Swindled: White Collar True Crime
It’s easy to forget that all crimes don’t end in a gruesome murder. With the variety of true crime podcasts available to listeners that cover crimes like missing persons, serial killers, and crimes of passion; we can lose focus on some of the worst criminals out there in the real world. The white-collar criminals. The rich politicians and business people who use their power to advance themselves while ruining others. In the truest sense of the phrase, Swindled keeps it real. If you like the show “American Greed”, then you’ve just found your new favorite podcast.

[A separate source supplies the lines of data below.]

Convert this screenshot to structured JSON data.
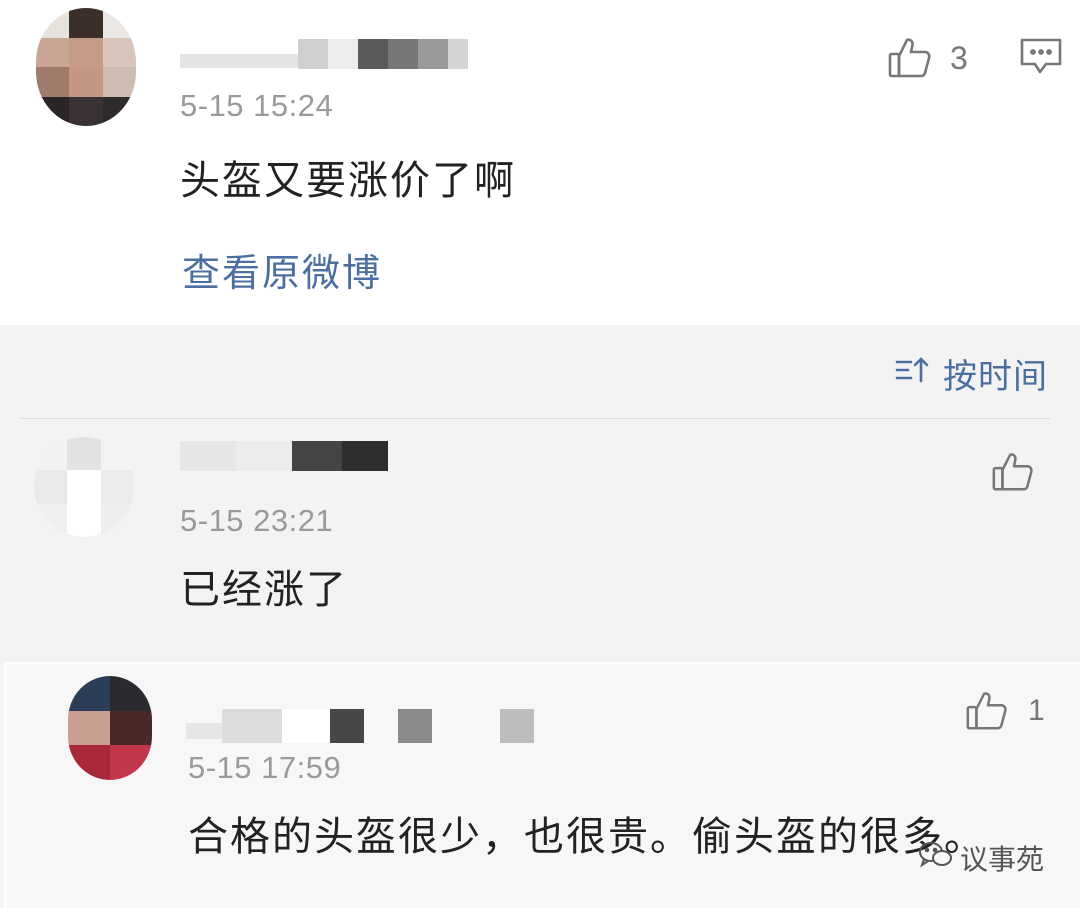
{
  "main_comment": {
    "time": "5-15 15:24",
    "text": "头盔又要涨价了啊",
    "view_original_label": "查看原微博",
    "like_count": "3",
    "icons": {
      "like": "thumbs-up-icon",
      "reply": "comment-bubble-icon"
    }
  },
  "replies_section": {
    "sort_label": "按时间",
    "sort_icon": "sort-ascending-icon",
    "replies": [
      {
        "time": "5-15 23:21",
        "text": "已经涨了",
        "like_count": ""
      },
      {
        "time": "5-15 17:59",
        "text": "合格的头盔很少，也很贵。偷头盔的很多。",
        "like_count": "1"
      }
    ]
  },
  "watermark": {
    "text": "议事苑",
    "icon": "wechat-icon"
  },
  "colors": {
    "link_blue": "#4a6fa0",
    "text_dark": "#222222",
    "text_gray": "#9a9a9a",
    "replies_bg": "#f3f3f3"
  }
}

Swindled explores the true crime stories of white-collar criminals, con artists, and corporate villains. Listeners will experience a wide variety of cases and figures from corruption to Ponzi schemes, and even environmental disasters. Season 3 just concluded with an episode focused on the Flint Water Crisis, and unfortunately I bet this will not be the last natural disaster covered. I never thought about these cases as “true crime” until I listened to Swindled. These white collar crimes can affect thousands and thousands of people, completely devastating their lives.
Since the release in 2018, Swindled is one of the fastest-growing podcasts in the charts. Listeners will find these hour-long episodes flush with interesting cases with great episode format and audio production. As a listener, I find one of the most compelling aspects of the podcast to be the overwhelming amount of research that is done for each episode. Swindled utilizes a wide variety of media to add context to each case covered including narrative storytelling, archival audio, and soundscapes. Not only is the storytelling top-notch, but the production is some of the best in podcasting. Great epsiode content, research and audio production are almost impossible to find, and Swinded has it all.
As I mentioned earlier, Swindled keeps things real, so real in fact that the host and production team remain anonymous. This anonymous host is also very open to sharing details of the podcast. Most recently he shared that there were some presidential candidates that wanted to purchase some advertising on the podcast but he turned the candidate down because he does not want the show to be influenced whatsoever. This is a podcast for the people, by the people.
If you find yourself needing a change from your typical true-crime podcast, try Swindled on for size! With each episode clocking in at about an hour-long, it’s the perfect listen for long road trips or killing that last hour at work. You’ll soon realize that not all criminals have blood on their hands, but that they may have stock options or congressional voting authority.